Farm reform reversal seen hurting investment
India's repeal of agriculture laws aimed at deregulating produce markets will starve its vast farm sector of much-needed private investment and saddle the government with budget-sapping subsidies for years, economists said.
"All incentives to shift towards a more efficient, market-linked system (in agriculture) have been smothered," said Gautam Chikermane, a senior economist and VP at New Delhi-based Observer Research Foundation.
The u-turn allays farmers' fears of losing the minimum price system for basic crops, which growers say guarantees India's grain self-sufficiency.
"It appears the government realised that there's merit in the farmers' argument that opening up the sector would make them vulnerable to large companies, hammer commodities prices and hit farmers' income," said Devinder Sharma, a farm policy expert who has supported the growers' movement.

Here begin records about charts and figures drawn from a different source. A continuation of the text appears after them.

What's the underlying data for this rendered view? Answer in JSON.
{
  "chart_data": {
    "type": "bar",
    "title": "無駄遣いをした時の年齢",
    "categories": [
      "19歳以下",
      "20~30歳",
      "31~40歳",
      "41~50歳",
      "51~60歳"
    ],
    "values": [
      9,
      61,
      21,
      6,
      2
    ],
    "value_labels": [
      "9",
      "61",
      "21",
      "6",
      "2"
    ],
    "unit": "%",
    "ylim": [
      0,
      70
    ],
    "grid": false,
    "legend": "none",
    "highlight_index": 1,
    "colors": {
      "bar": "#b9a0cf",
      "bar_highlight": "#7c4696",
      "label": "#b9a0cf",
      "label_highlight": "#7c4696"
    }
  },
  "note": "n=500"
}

Chikermane said no political party will attempt any similar reforms for at least a quarter-century. And, in the absence of private investment, "inefficiencies in the system will continue to deliver wastage."
Though malnutrition accounts for 68 per cent of child deaths in India, the nation wastes around 67 million tonnes of food every year, worth about $12.25 billion—nearly five times that of most large economies—according to various studies.

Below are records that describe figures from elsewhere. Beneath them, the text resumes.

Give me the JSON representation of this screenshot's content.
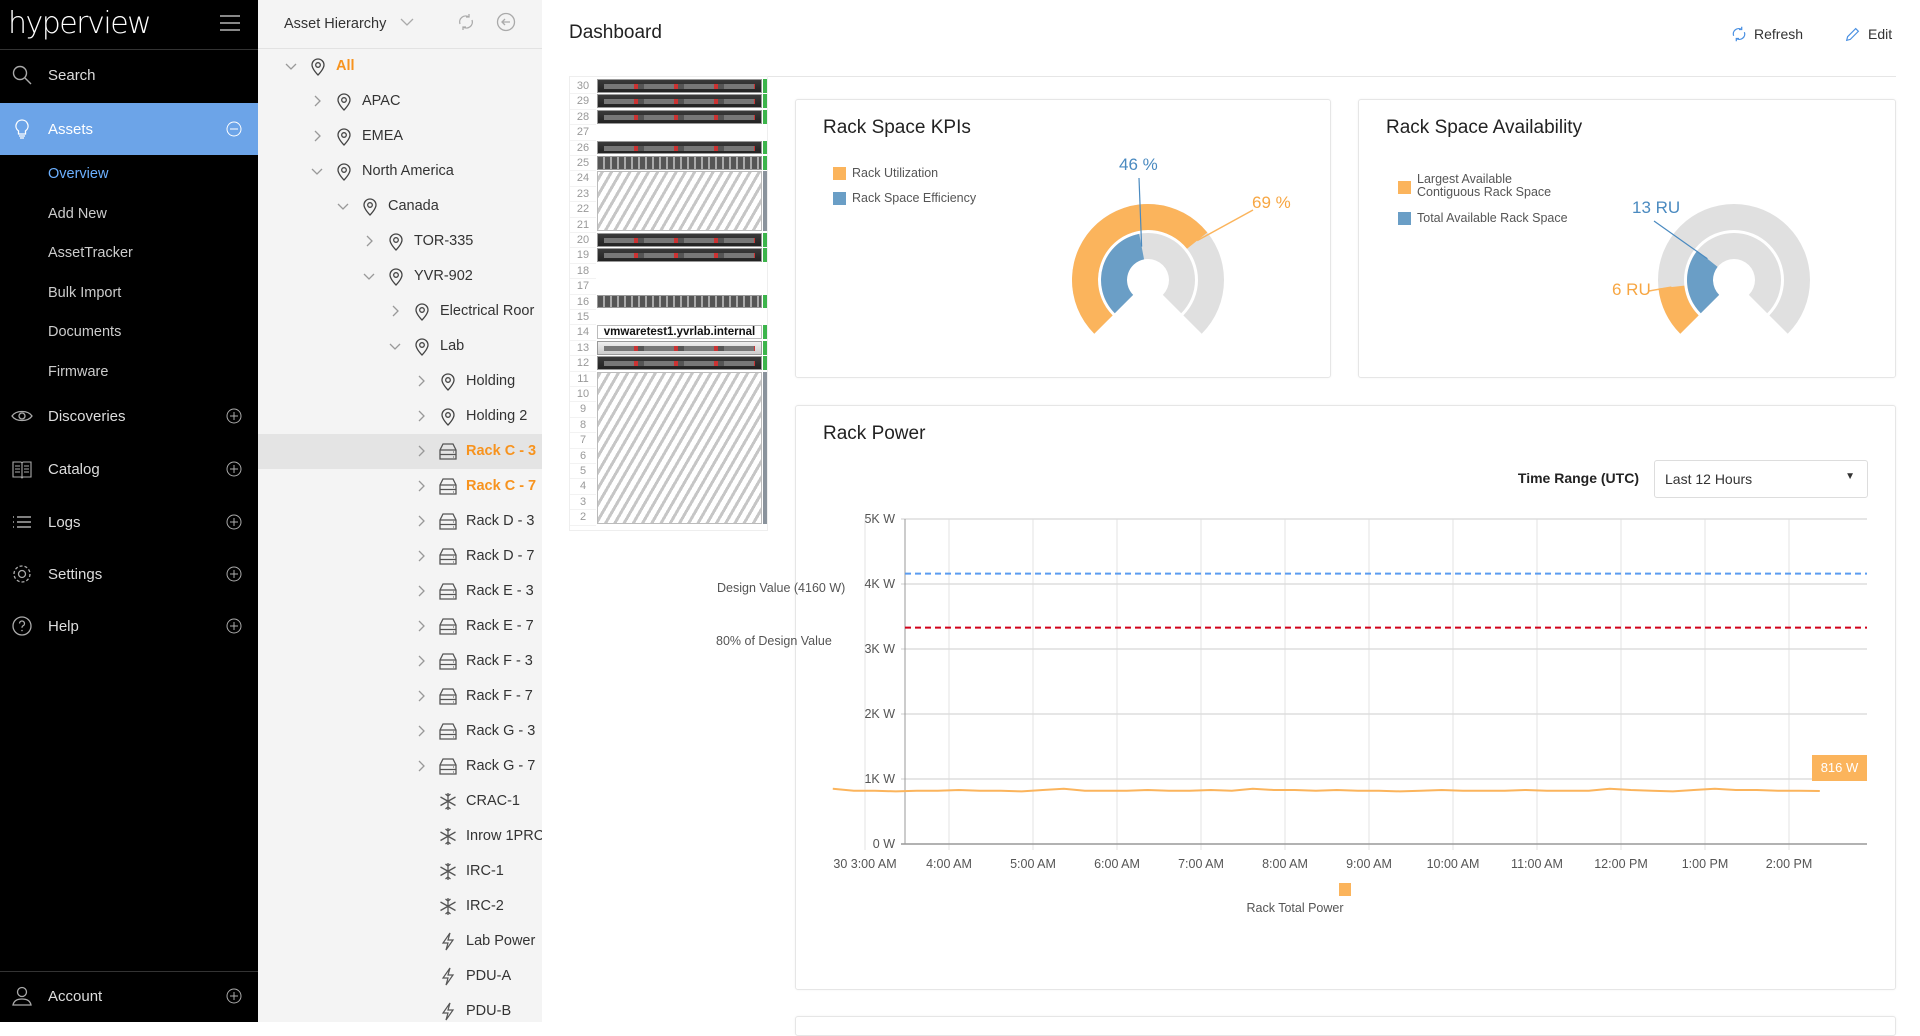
{
  "app": {
    "logo": "hyperview"
  },
  "sidebar": {
    "items": [
      {
        "label": "Search",
        "icon": "search-icon"
      },
      {
        "label": "Assets",
        "icon": "lightbulb-icon",
        "active": true
      },
      {
        "label": "Discoveries",
        "icon": "eye-icon"
      },
      {
        "label": "Catalog",
        "icon": "book-icon"
      },
      {
        "label": "Logs",
        "icon": "list-icon"
      },
      {
        "label": "Settings",
        "icon": "gear-icon"
      },
      {
        "label": "Help",
        "icon": "help-icon"
      }
    ],
    "sub_items": [
      "Overview",
      "Add New",
      "AssetTracker",
      "Bulk Import",
      "Documents",
      "Firmware"
    ],
    "active_sub": "Overview",
    "account": "Account",
    "colors": {
      "active_bg": "#6ca4e8",
      "active_sub": "#6cb0ff"
    }
  },
  "tree": {
    "title": "Asset Hierarchy",
    "nodes": [
      {
        "label": "All",
        "level": 0,
        "icon": "location",
        "state": "open",
        "highlight": true
      },
      {
        "label": "APAC",
        "level": 1,
        "icon": "location",
        "state": "closed"
      },
      {
        "label": "EMEA",
        "level": 1,
        "icon": "location",
        "state": "closed"
      },
      {
        "label": "North America",
        "level": 1,
        "icon": "location",
        "state": "open"
      },
      {
        "label": "Canada",
        "level": 2,
        "icon": "location",
        "state": "open"
      },
      {
        "label": "TOR-335",
        "level": 3,
        "icon": "location",
        "state": "closed"
      },
      {
        "label": "YVR-902",
        "level": 3,
        "icon": "location",
        "state": "open"
      },
      {
        "label": "Electrical Roor",
        "level": 4,
        "icon": "location",
        "state": "closed"
      },
      {
        "label": "Lab",
        "level": 4,
        "icon": "location",
        "state": "open"
      },
      {
        "label": "Holding",
        "level": 5,
        "icon": "location",
        "state": "closed"
      },
      {
        "label": "Holding 2",
        "level": 5,
        "icon": "location",
        "state": "closed"
      },
      {
        "label": "Rack C - 3",
        "level": 5,
        "icon": "rack",
        "state": "closed",
        "highlight": true,
        "selected": true
      },
      {
        "label": "Rack C - 7",
        "level": 5,
        "icon": "rack",
        "state": "closed",
        "highlight": true
      },
      {
        "label": "Rack D - 3",
        "level": 5,
        "icon": "rack",
        "state": "closed"
      },
      {
        "label": "Rack D - 7",
        "level": 5,
        "icon": "rack",
        "state": "closed"
      },
      {
        "label": "Rack E - 3",
        "level": 5,
        "icon": "rack",
        "state": "closed"
      },
      {
        "label": "Rack E - 7",
        "level": 5,
        "icon": "rack",
        "state": "closed"
      },
      {
        "label": "Rack F - 3",
        "level": 5,
        "icon": "rack",
        "state": "closed"
      },
      {
        "label": "Rack F - 7",
        "level": 5,
        "icon": "rack",
        "state": "closed"
      },
      {
        "label": "Rack G - 3",
        "level": 5,
        "icon": "rack",
        "state": "closed"
      },
      {
        "label": "Rack G - 7",
        "level": 5,
        "icon": "rack",
        "state": "closed"
      },
      {
        "label": "CRAC-1",
        "level": 5,
        "icon": "snowflake",
        "state": "leaf"
      },
      {
        "label": "Inrow 1PRC",
        "level": 5,
        "icon": "snowflake",
        "state": "leaf"
      },
      {
        "label": "IRC-1",
        "level": 5,
        "icon": "snowflake",
        "state": "leaf"
      },
      {
        "label": "IRC-2",
        "level": 5,
        "icon": "snowflake",
        "state": "leaf"
      },
      {
        "label": "Lab Power",
        "level": 5,
        "icon": "bolt",
        "state": "leaf"
      },
      {
        "label": "PDU-A",
        "level": 5,
        "icon": "bolt",
        "state": "leaf"
      },
      {
        "label": "PDU-B",
        "level": 5,
        "icon": "bolt",
        "state": "leaf"
      }
    ],
    "highlight_color": "#f7931e"
  },
  "header": {
    "title": "Dashboard",
    "refresh": "Refresh",
    "edit": "Edit"
  },
  "rack": {
    "unit_numbers": [
      30,
      29,
      28,
      27,
      26,
      25,
      24,
      23,
      22,
      21,
      20,
      19,
      18,
      17,
      16,
      15,
      14,
      13,
      12,
      11,
      10,
      9,
      8,
      7,
      6,
      5,
      4,
      3,
      2
    ],
    "devices": [
      {
        "top": 30,
        "size": 1,
        "kind": "server"
      },
      {
        "top": 29,
        "size": 1,
        "kind": "server"
      },
      {
        "top": 28,
        "size": 1,
        "kind": "server"
      },
      {
        "top": 26,
        "size": 1,
        "kind": "server"
      },
      {
        "top": 25,
        "size": 1,
        "kind": "switch"
      },
      {
        "top": 24,
        "size": 4,
        "kind": "reserved"
      },
      {
        "top": 20,
        "size": 1,
        "kind": "server"
      },
      {
        "top": 19,
        "size": 1,
        "kind": "server"
      },
      {
        "top": 16,
        "size": 1,
        "kind": "switch"
      },
      {
        "top": 14,
        "size": 1,
        "kind": "label",
        "label": "vmwaretest1.yvrlab.internal"
      },
      {
        "top": 13,
        "size": 1,
        "kind": "server-light"
      },
      {
        "top": 12,
        "size": 1,
        "kind": "server"
      },
      {
        "top": 11,
        "size": 10,
        "kind": "reserved"
      }
    ]
  },
  "kpi": {
    "title": "Rack Space KPIs",
    "legend": [
      "Rack Utilization",
      "Rack Space Efficiency"
    ],
    "rack_utilization_pct": 69,
    "rack_space_efficiency_pct": 46,
    "labels": {
      "utilization": "69 %",
      "efficiency": "46 %"
    },
    "colors": {
      "orange": "#fbb45c",
      "blue": "#6a9ec6",
      "track": "#e0e0e0"
    }
  },
  "availability": {
    "title": "Rack Space Availability",
    "legend": [
      "Largest Available",
      "Contiguous Rack Space",
      "Total Available Rack Space"
    ],
    "largest_contiguous_ru": 6,
    "total_available_ru": 13,
    "labels": {
      "contiguous": "6 RU",
      "total": "13 RU"
    }
  },
  "power": {
    "title": "Rack Power",
    "time_range_label": "Time Range (UTC)",
    "time_range_value": "Last 12 Hours",
    "current_label": "816 W",
    "design_label": "Design Value (4160 W)",
    "eighty_label": "80% of Design Value",
    "legend": "Rack Total Power"
  },
  "chart_data": {
    "type": "line",
    "title": "Rack Power",
    "ylim": [
      0,
      5000
    ],
    "y_ticks": [
      "0 W",
      "1K W",
      "2K W",
      "3K W",
      "4K W",
      "5K W"
    ],
    "x_ticks": [
      "30 3:00 AM",
      "4:00 AM",
      "5:00 AM",
      "6:00 AM",
      "7:00 AM",
      "8:00 AM",
      "9:00 AM",
      "10:00 AM",
      "11:00 AM",
      "12:00 PM",
      "1:00 PM",
      "2:00 PM"
    ],
    "grid": true,
    "legend_position": "bottom",
    "reference_lines": [
      {
        "name": "Design Value (4160 W)",
        "value": 4160,
        "color": "#5b9cf0",
        "style": "dashed"
      },
      {
        "name": "80% of Design Value",
        "value": 3328,
        "color": "#d0021b",
        "style": "dashed"
      }
    ],
    "series": [
      {
        "name": "Rack Total Power",
        "color": "#fbb45c",
        "x": [
          "02:37",
          "02:52",
          "03:07",
          "03:22",
          "03:37",
          "03:52",
          "04:07",
          "04:22",
          "04:37",
          "04:52",
          "05:07",
          "05:22",
          "05:37",
          "05:52",
          "06:07",
          "06:22",
          "06:37",
          "06:52",
          "07:07",
          "07:22",
          "07:37",
          "07:52",
          "08:07",
          "08:22",
          "08:37",
          "08:52",
          "09:07",
          "09:22",
          "09:37",
          "09:52",
          "10:07",
          "10:22",
          "10:37",
          "10:52",
          "11:07",
          "11:22",
          "11:37",
          "11:52",
          "12:07",
          "12:22",
          "12:37",
          "12:52",
          "13:07",
          "13:22",
          "13:37",
          "13:52",
          "14:07",
          "14:22"
        ],
        "values": [
          850,
          820,
          820,
          810,
          820,
          820,
          830,
          820,
          820,
          810,
          830,
          850,
          820,
          820,
          820,
          830,
          820,
          820,
          830,
          820,
          850,
          830,
          830,
          820,
          830,
          820,
          820,
          810,
          820,
          830,
          820,
          820,
          820,
          830,
          820,
          820,
          820,
          850,
          830,
          820,
          810,
          830,
          850,
          830,
          830,
          820,
          820,
          816
        ]
      }
    ]
  }
}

Inadequate cold-chain storage, shortages of refrigerated trucks and insufficient food processing facilities are the main causes of waste.
The farm laws promised to allow traders, retailers and food processors to buy directly from farmers, bypassing more than 7,000 government-regulated wholesale markets. Ending this prcoess would have encouraged private participation in the supply chain, giving Indian and global companies incentives to invest in the sector, economists said.

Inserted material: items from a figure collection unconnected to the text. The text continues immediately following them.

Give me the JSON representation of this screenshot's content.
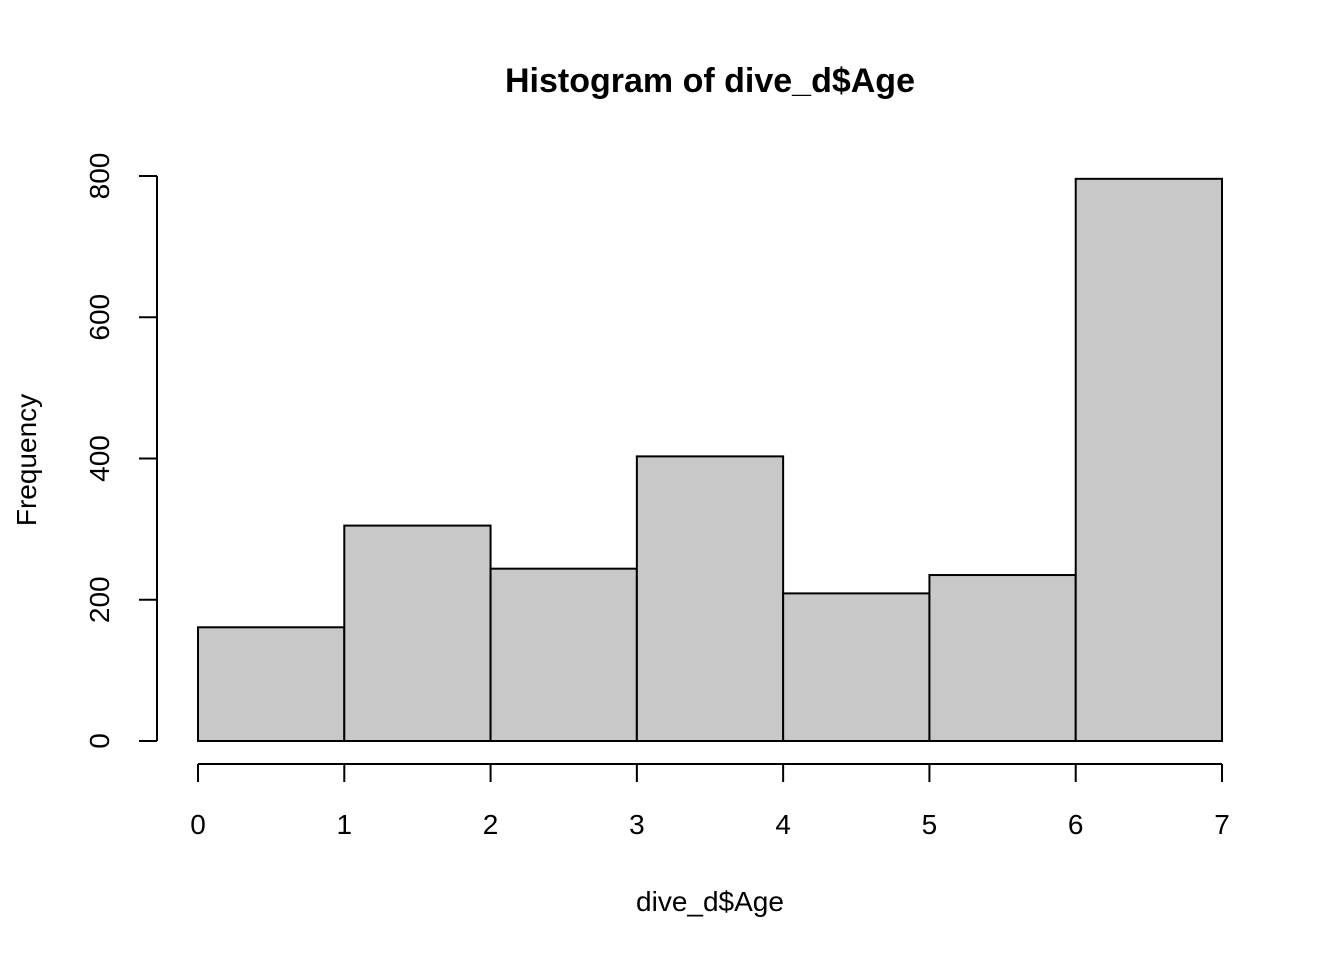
{
  "chart_data": {
    "type": "bar",
    "title": "Histogram of dive_d$Age",
    "xlabel": "dive_d$Age",
    "ylabel": "Frequency",
    "bins": [
      {
        "start": 0,
        "end": 1,
        "value": 161
      },
      {
        "start": 1,
        "end": 2,
        "value": 305
      },
      {
        "start": 2,
        "end": 3,
        "value": 244
      },
      {
        "start": 3,
        "end": 4,
        "value": 403
      },
      {
        "start": 4,
        "end": 5,
        "value": 209
      },
      {
        "start": 5,
        "end": 6,
        "value": 235
      },
      {
        "start": 6,
        "end": 7,
        "value": 796
      }
    ],
    "xticks": [
      0,
      1,
      2,
      3,
      4,
      5,
      6,
      7
    ],
    "yticks": [
      0,
      200,
      400,
      600,
      800
    ],
    "xlim": [
      0,
      7
    ],
    "ylim": [
      0,
      800
    ],
    "grid": false,
    "bar_color": "#c8c8c8",
    "edge_color": "#000000"
  }
}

"The agriculture laws would have removed the biggest impediment to large-scale purchases of farm goods by big corporations," said Harish Galipelli, director at ILA Commodities India Pvt Ltd, which trades farm goods. "And that would have encouraged corporations to bring investment to revamp and modernise the food supply chain."
Galipelli's firm will now have to re-evaluate its plans. "We have had plans to scale up our business," said Galipelli. "We would have expanded had the laws stayed."
Other firms in warehousing and food processing are also expected to review their expansion strategies, he said.
Poor post-harvest handling of produce also causes prices of perishables to yo-yo in India. Only three months ago, farmers dumped tomatoes on the road as prices crashed, but now consumers are paying a steep Rs 100 a kg.
The laws would have helped the $34 billion food processing sector grow exponentially, according to the Confederation of Indian Industry (CII).
Demand for fruit and vegetables would have gone up. That would have cut surplus rice and wheat output, economists said.
"Crop diversification would also have helped rein in subsidy spending," said Sandip Das, a farm policy analyst.
Food Corporation of India (FCI) racked up a record Rs 3.81 lakh crore ($51.83 billion) in debt by last fiscal year, inflating the country's food subsidy bill to a record Rs 5.25 lakh crore ($70.16 billion) in the year to March 2021.
However, while the central government now has limited scope for change, local authorities "can opt for reforms provided they have the political will to do so," said Bidisha Ganguly, an economist at CII.
Similarly, venture capital-funded startups have also expressed interest in India's agriculture sector.
"Agritech, if it is allowed to take root, has the potential to enable a better handshake of farmers and consumers," Chikermane said.